Ethel Thomas Herold grew up in small-town Wisconsin, married her college sweet-heart, Elmer, and both followed her brother to teach in the Philippines in 1922. There, with but a couple of brief interruptions, she spent the next thirty-seven years, including three in a Japanese internment camp during World War II. They witnessed the Philippines change from being a colony to an independent nation.
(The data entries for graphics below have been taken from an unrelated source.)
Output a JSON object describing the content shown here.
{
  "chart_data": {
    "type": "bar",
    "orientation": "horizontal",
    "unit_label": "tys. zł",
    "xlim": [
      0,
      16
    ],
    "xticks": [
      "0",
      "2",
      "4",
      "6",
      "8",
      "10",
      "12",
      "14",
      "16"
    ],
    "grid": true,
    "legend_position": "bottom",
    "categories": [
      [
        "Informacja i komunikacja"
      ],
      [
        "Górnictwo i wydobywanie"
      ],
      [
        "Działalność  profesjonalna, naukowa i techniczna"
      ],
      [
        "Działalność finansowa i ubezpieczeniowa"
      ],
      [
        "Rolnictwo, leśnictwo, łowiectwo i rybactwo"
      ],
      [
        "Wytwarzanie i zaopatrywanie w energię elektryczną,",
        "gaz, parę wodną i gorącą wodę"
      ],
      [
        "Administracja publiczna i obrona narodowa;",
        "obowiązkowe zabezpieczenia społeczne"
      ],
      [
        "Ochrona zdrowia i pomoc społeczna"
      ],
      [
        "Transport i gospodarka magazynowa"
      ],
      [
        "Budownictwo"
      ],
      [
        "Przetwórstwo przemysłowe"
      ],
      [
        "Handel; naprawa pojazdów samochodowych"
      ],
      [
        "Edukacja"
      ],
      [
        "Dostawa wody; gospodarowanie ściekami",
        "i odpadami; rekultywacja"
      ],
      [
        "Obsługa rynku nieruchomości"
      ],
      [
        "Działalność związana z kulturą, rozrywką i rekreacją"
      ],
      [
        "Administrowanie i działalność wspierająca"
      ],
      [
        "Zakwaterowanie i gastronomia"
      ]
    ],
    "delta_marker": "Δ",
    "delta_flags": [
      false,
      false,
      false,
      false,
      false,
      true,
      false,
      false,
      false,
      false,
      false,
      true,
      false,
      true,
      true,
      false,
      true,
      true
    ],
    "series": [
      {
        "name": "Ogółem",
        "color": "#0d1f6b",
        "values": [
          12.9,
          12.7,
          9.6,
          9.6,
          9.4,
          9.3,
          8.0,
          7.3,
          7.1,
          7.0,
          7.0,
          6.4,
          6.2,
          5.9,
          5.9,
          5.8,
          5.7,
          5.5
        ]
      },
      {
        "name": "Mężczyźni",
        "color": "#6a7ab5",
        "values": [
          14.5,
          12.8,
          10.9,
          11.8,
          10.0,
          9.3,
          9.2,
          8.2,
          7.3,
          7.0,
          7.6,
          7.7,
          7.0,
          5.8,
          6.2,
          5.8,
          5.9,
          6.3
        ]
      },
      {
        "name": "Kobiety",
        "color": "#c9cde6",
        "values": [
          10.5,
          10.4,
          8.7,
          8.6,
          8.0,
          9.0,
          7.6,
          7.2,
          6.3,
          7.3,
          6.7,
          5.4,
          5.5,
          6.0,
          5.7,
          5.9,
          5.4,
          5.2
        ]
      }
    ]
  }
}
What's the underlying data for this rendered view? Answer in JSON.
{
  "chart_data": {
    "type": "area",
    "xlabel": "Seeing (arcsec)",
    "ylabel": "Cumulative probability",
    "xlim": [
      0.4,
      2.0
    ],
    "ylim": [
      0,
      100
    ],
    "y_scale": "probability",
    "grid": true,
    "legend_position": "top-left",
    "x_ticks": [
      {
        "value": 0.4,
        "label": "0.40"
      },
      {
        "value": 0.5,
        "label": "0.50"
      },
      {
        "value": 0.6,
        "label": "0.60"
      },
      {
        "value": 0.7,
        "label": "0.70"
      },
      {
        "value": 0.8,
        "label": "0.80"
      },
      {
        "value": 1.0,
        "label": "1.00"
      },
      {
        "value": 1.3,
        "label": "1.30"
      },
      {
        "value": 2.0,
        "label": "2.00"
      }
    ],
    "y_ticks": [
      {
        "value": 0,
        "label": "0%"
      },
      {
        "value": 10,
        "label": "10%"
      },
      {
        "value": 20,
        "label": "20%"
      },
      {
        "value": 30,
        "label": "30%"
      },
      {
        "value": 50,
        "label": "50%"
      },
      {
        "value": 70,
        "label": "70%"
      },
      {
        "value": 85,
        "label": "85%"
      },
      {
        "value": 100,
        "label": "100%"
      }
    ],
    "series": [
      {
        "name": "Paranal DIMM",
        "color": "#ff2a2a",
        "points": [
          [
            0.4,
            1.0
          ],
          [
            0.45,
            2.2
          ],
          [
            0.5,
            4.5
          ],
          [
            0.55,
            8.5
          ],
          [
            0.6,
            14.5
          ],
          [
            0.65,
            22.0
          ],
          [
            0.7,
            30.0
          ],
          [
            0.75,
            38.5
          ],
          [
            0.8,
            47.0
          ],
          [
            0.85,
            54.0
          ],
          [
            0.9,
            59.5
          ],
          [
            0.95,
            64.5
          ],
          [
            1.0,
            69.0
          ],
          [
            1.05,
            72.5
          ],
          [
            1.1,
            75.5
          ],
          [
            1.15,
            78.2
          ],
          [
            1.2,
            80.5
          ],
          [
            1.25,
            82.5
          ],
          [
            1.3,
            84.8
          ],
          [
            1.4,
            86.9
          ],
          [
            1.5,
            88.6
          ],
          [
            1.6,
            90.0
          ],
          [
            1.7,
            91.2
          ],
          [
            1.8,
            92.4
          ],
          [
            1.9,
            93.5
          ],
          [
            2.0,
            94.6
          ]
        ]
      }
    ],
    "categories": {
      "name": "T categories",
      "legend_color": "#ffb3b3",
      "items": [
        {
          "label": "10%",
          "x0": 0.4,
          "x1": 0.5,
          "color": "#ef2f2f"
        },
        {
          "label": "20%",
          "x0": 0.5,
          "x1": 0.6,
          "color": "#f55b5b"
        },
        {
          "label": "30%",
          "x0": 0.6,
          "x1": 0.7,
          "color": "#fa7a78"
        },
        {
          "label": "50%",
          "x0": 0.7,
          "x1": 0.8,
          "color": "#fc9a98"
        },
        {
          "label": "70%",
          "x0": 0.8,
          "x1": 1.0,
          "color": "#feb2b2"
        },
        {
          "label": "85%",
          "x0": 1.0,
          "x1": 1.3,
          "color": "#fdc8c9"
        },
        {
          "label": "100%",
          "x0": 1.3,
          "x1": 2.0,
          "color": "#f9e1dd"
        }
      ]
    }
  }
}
The blurb for the book Citizen of empire : Ethel Thomas Herold, an American in the Philippines, by Theresa Kaminski, University of Tennessee Press, Knoxville, 2011, further summarizes the author’s life:
As Kaminski’s narrative reveals, Ethel’s views of active patriotism began to form when her oldest brother became a schoolteacher in Philippines in 1901 after the Spanish-American War. After college and marriage, Ethel and her husband Elmer Herold went to the islands to teach in the public schools, a way to spread American ideals abroad. She quit teaching in 1927 to start a family but continued to support U.S. imperialism through her colonial household and club work. Her comfortable expatriate life fell apart when Japanese attacked the Philippines in 1941: the colonial elite were now powerless prisoners. After the war, wishing to help the people who had supported them during the occupation, Ethel and Elmer Herold stayed in the islands, but after Philippine independence came in 1946, they found themselves strangers. In 1959 the couple returned to Wisconsin, where Ethel remained politically active and saw the solution to America’s Cold War problems in conservative wing of Republican Party. Ethel Thomas Herold’s forceful personality, marked notably by her strongly held views on patriotism and citizenship, her transpacific life offers a remarkable instance of how personal and political came together during the “American century.”
About the diary: Typescript, “World War II diary : December 7, 1941 to May 9, 1945,” in the Ethel Thomas Herold papers, Stanford University. A copy is also in the Roderick Hall Collection, Filipinas Heritage Library.
The Philippine Diary Project is grateful to author James Scott for suggesting inclusion of this diary.